SUREFlow#

SUBMITTED · IROS 2026 co-author with Md Tanvir Islam et al. · KNU

SUREFlow

State-space Uncertainty-aware REsidual Flow Matching for robust robot manipulation. A Mamba-backbone VLA policy that predicts both action velocities and input-dependent uncertainty — selectively refining unreliable action dimensions during inference without environment feedback.

FLOW MATCHING MAMBA · VLA
Flow Matching Mamba SSM VLA Uncertainty Estimation LIBERO LIBERO-PRO PyTorch Franka Panda
SUREFlow architecture diagram

TL;DR#

SUREFlow is a generative robot-manipulation policy that closes the gap between diffusion/flow action models and reliable execution during long rollouts.

  • 92.6 % average success rate on LIBERO — outperforms the Mamba-based MaIL baseline by +34.3 %.

  • ~50 % success rate on LIBERO-PRO with only 179 M parameters — comparable to 3–7 B VLAs.

  • Built on a Mamba backbone (state-space sequence modeling, linear-time inference).

  • Adds input-dependent uncertainty + residual refinement without environment feedback.

What Problem It Solves#

Generative VLA policies (diffusion / flow matching) advanced robot manipulation, but they often wobble under noise, partial observability, and stochastic initial conditions. Tiny velocity errors accumulate over long rollouts, eroding success rates.

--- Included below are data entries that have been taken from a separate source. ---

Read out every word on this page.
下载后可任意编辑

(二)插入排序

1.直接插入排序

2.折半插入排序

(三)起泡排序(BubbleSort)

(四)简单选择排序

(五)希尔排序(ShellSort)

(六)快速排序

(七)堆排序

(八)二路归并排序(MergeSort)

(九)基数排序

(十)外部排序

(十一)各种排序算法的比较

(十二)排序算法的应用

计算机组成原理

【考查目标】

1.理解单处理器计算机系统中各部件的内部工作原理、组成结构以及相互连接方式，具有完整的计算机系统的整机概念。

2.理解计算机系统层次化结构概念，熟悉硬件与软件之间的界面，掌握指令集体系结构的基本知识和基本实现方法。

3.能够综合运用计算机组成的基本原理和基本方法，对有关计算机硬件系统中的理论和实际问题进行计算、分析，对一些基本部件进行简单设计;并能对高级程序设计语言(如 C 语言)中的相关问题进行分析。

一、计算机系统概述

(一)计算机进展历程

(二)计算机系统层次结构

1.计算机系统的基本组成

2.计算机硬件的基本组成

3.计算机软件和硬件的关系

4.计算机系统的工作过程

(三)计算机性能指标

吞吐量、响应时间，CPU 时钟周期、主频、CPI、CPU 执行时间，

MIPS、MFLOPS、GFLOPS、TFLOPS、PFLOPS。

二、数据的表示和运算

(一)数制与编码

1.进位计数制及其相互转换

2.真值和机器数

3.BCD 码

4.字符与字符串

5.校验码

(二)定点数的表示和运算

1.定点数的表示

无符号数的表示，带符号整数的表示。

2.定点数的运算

Existing diffusion- and flow-based policies typically assume homoscedastic residuals — they ignore that some action dimensions are inherently harder to predict than others. The result: brittle one-shot predictions, error accumulation, and unreliable extended-horizon control.

How It Works#

SUREFlow overview · closed-loop residual refinement
Closed-loop refinement of uncertain action dimensions via internal residual updates during inference, without external feedback. Right: LIBERO results vs SOTA baselines.

SUREFlow combines three ideas into one lightweight policy:

  1. Conditional flow matching — learns a velocity field that transports Gaussian noise toward expert action distributions, conditioned on multi-view RGB observations, robot proprioception, and language task embeddings.

  2. Uncertainty-aware Residual Flow (URFlow) — an auxiliary head predicts input-dependent variance over the velocity field. During inference, this signal selectively re-refines only the unreliable action dimensions through internal residual updates — no environment feedback or planner required.

  3. Memory-Guided Action Decoder (MGAD) — re-attends learnable action queries to multimodal memory representations, improving temporal conditioning and structured action generation.

All three modules live on top of a single Mamba state-space backbone — linear-time, scalable, and far lighter than transformer-based 3–7 B VLAs.

Results#

92.6% LIBERO · avg success rate
+34.3% vs Mamba MaIL baseline
179M parameters · lightweight
~50% LIBERO-PRO · matches 3-7B VLAs

Why It’s Interesting#

  • No environment feedback needed at inference. Refinement happens entirely inside the policy using its own uncertainty signal — practical for real robots where feedback loops are expensive.

  • State-space backbone instead of giant transformers. SUREFlow gets foundation-model-level performance at a tiny fraction of the parameter count.

  • Probabilistic regularization preserves the flow-matching objective. Adds robustness without breaking the underlying generative formulation.

My Contribution#

Co-author with Md Tanvir Islam, Sangmoon Lee, and Sangtae Ahn at Kyungpook National University. I contributed to the flow-matching policy architecture, the Mamba-backbone integration, evaluation pipeline on LIBERO / LIBERO-PRO, and the ablations that quantify the impact of URFlow and MGAD.